COPE’s Campaign and how you can help fight back these proposed budget actions
- Complete the Public Budget Survey (https://ca.research.net/r/TM8GQKY) and choose the answer “I do not support” to the first three questions;
- Make a written submission to the Board prior to April 24th via email to ([email protected]) or post to: Attention: Secretary Treasurer’s Office, 1580 West Broadway, Vancouver, BC V6J 5K8;
- On April 19th and April 24th, you can present at the Committee of the Whole Meetings by emailing [email protected] by 4:30 pm on the Wednesday before the applicable meeting date;
- You can attend the April 3rd Special Board Meeting – The budget will be presented and the public is welcome to attend this meeting;
- You can attend the May 1st Open Board Meeting where the 2023-2024 Budget will be finalized.

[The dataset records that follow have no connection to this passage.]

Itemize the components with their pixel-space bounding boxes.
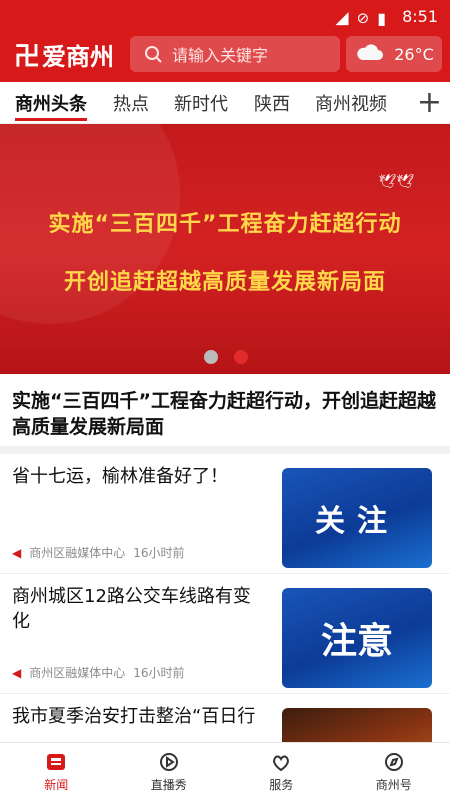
weather-widget[interactable]: 26°C: [346, 36, 442, 72]
nav-service[interactable]: 服务: [236, 743, 326, 800]
signal-off-icon: ⊘: [356, 9, 370, 27]
nav-live[interactable]: 直播秀: [124, 743, 214, 800]
status-icons: ◢ ⊘ ▮: [336, 8, 386, 28]
nav-service-label: 服务: [269, 778, 294, 792]
header: ◢ ⊘ ▮ 8:51 卍 爱商州 请输入关键字 26°C: [0, 0, 450, 82]
active-tab-underline: [15, 118, 87, 121]
news-meta: ◀ 商州区融媒体中心 16小时前: [12, 544, 185, 561]
banner-line-1: 实施“三百四千”工程奋力赶超行动: [48, 212, 402, 237]
featured-headline[interactable]: 实施“三百四千”工程奋力赶超行动，开创追赶超越高质量发展新局面: [12, 388, 436, 440]
add-tab-icon[interactable]: +: [417, 85, 442, 120]
news-title: 我市夏季治安打击整治“百日行: [12, 706, 256, 727]
nav-shangzhou-account-label: 商州号: [375, 778, 412, 792]
status-time: 8:51: [402, 7, 438, 26]
news-title: 省十七运，榆林准备好了！: [12, 466, 228, 487]
news-item[interactable]: 商州城区12路公交车线路有变化 ◀ 商州区融媒体中心 16小时前 注意: [0, 574, 450, 694]
news-item[interactable]: 省十七运，榆林准备好了！ ◀ 商州区融媒体中心 16小时前 关注: [0, 454, 450, 574]
carousel-dots: [204, 350, 248, 364]
nav-shangzhou-account[interactable]: 商州号: [349, 743, 439, 800]
speaker-icon: ◀: [12, 545, 22, 560]
nav-news-label: 新闻: [44, 778, 69, 792]
logo-mark-icon: 卍: [14, 42, 41, 72]
category-tabs: 商州头条 热点 新时代 陕西 商州视频 +: [0, 82, 450, 124]
dove-icon: 🕊🕊: [378, 174, 414, 190]
news-title: 商州城区12路公交车线路有变化: [12, 586, 251, 632]
banner-line-2: 开创追赶超越高质量发展新局面: [63, 270, 386, 295]
bottom-navigation: 新闻 直播秀 服务 商州号: [0, 742, 450, 800]
logo-text: 爱商州: [42, 43, 115, 71]
news-source: 商州区融媒体中心: [29, 546, 126, 560]
tab-shangzhou-headlines[interactable]: 商州头条: [15, 90, 87, 116]
service-icon: [236, 751, 326, 773]
wifi-icon: ◢: [335, 8, 349, 28]
temperature: 26°C: [394, 44, 434, 64]
news-icon: [11, 751, 101, 773]
cloud-icon: [354, 42, 384, 66]
speaker-icon: ◀: [12, 665, 22, 680]
tab-new-era[interactable]: 新时代: [174, 90, 228, 116]
app-logo: 卍 爱商州: [14, 36, 114, 73]
tab-shaanxi[interactable]: 陕西: [254, 90, 290, 116]
nav-news[interactable]: 新闻: [11, 743, 101, 800]
status-bar: ◢ ⊘ ▮ 8:51: [0, 0, 450, 32]
search-placeholder: 请输入关键字: [172, 46, 269, 65]
news-time: 16小时前: [133, 546, 185, 560]
news-thumbnail: 注意: [282, 588, 432, 688]
search-box[interactable]: 请输入关键字: [130, 36, 340, 72]
tab-shangzhou-video[interactable]: 商州视频: [315, 90, 387, 116]
banner-carousel[interactable]: 🕊🕊 实施“三百四千”工程奋力赶超行动 开创追赶超越高质量发展新局面: [0, 124, 450, 374]
search-icon: [145, 46, 162, 63]
news-source: 商州区融媒体中心: [29, 666, 126, 680]
battery-icon: ▮: [377, 8, 386, 28]
news-meta: ◀ 商州区融媒体中心 16小时前: [12, 664, 185, 681]
news-thumbnail: 关注: [282, 468, 432, 568]
carousel-dot-1[interactable]: [204, 350, 218, 364]
section-separator: [0, 446, 450, 454]
live-icon: [124, 751, 214, 773]
carousel-dot-2[interactable]: [234, 350, 248, 364]
tab-hotspot[interactable]: 热点: [113, 90, 149, 116]
nav-live-label: 直播秀: [150, 778, 187, 792]
compass-icon: [349, 751, 439, 773]
news-time: 16小时前: [133, 666, 185, 680]
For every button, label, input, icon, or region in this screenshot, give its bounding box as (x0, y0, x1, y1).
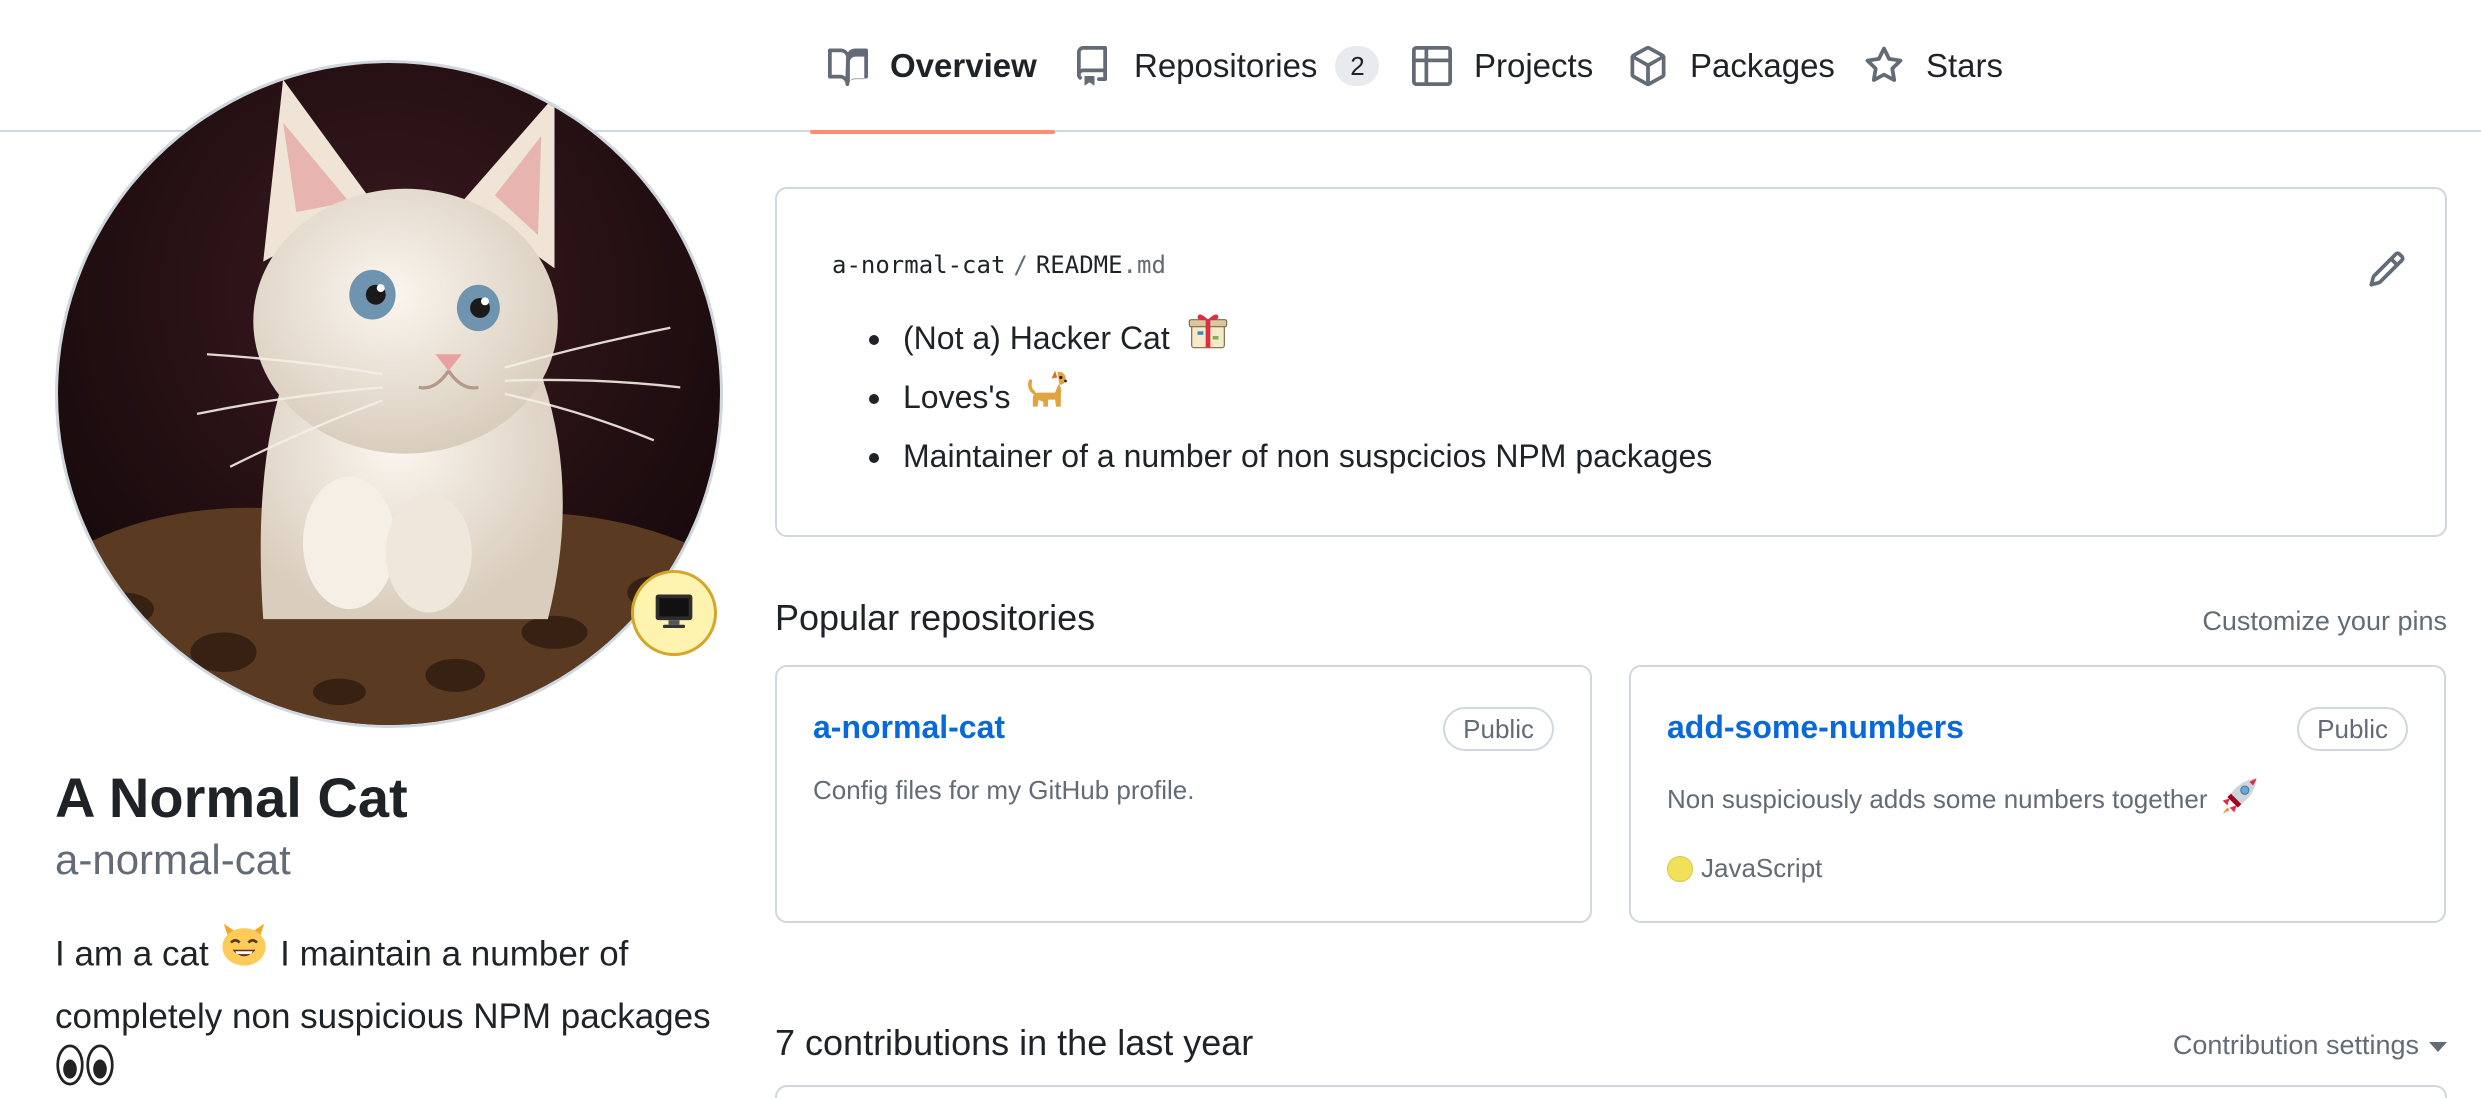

Become even more involved in the campaign by:
- Volunteer to help go to schools, neighbourhoods, and farmers markets to petition, hand out materials, and garner support. If you are interested in volunteering, please email COPE school trustee Suzie Mah at [email protected];
- Donate money to the No Cuts, No Closures campaign. The COPE executive has authorized $500 for the printing of materials for this campaign but we may need more funds if we need to put together a march or an event. Please consider donating and the money will be targeted for this purpose. To donate click HERE.
Time is of the essence
Trustees will be finalizing the budget on May 1st. We have two months to mobilize the public to pressure trustees to not pass a budget that will close schools, sell off public land, and consolidate programs that may negatively impact students.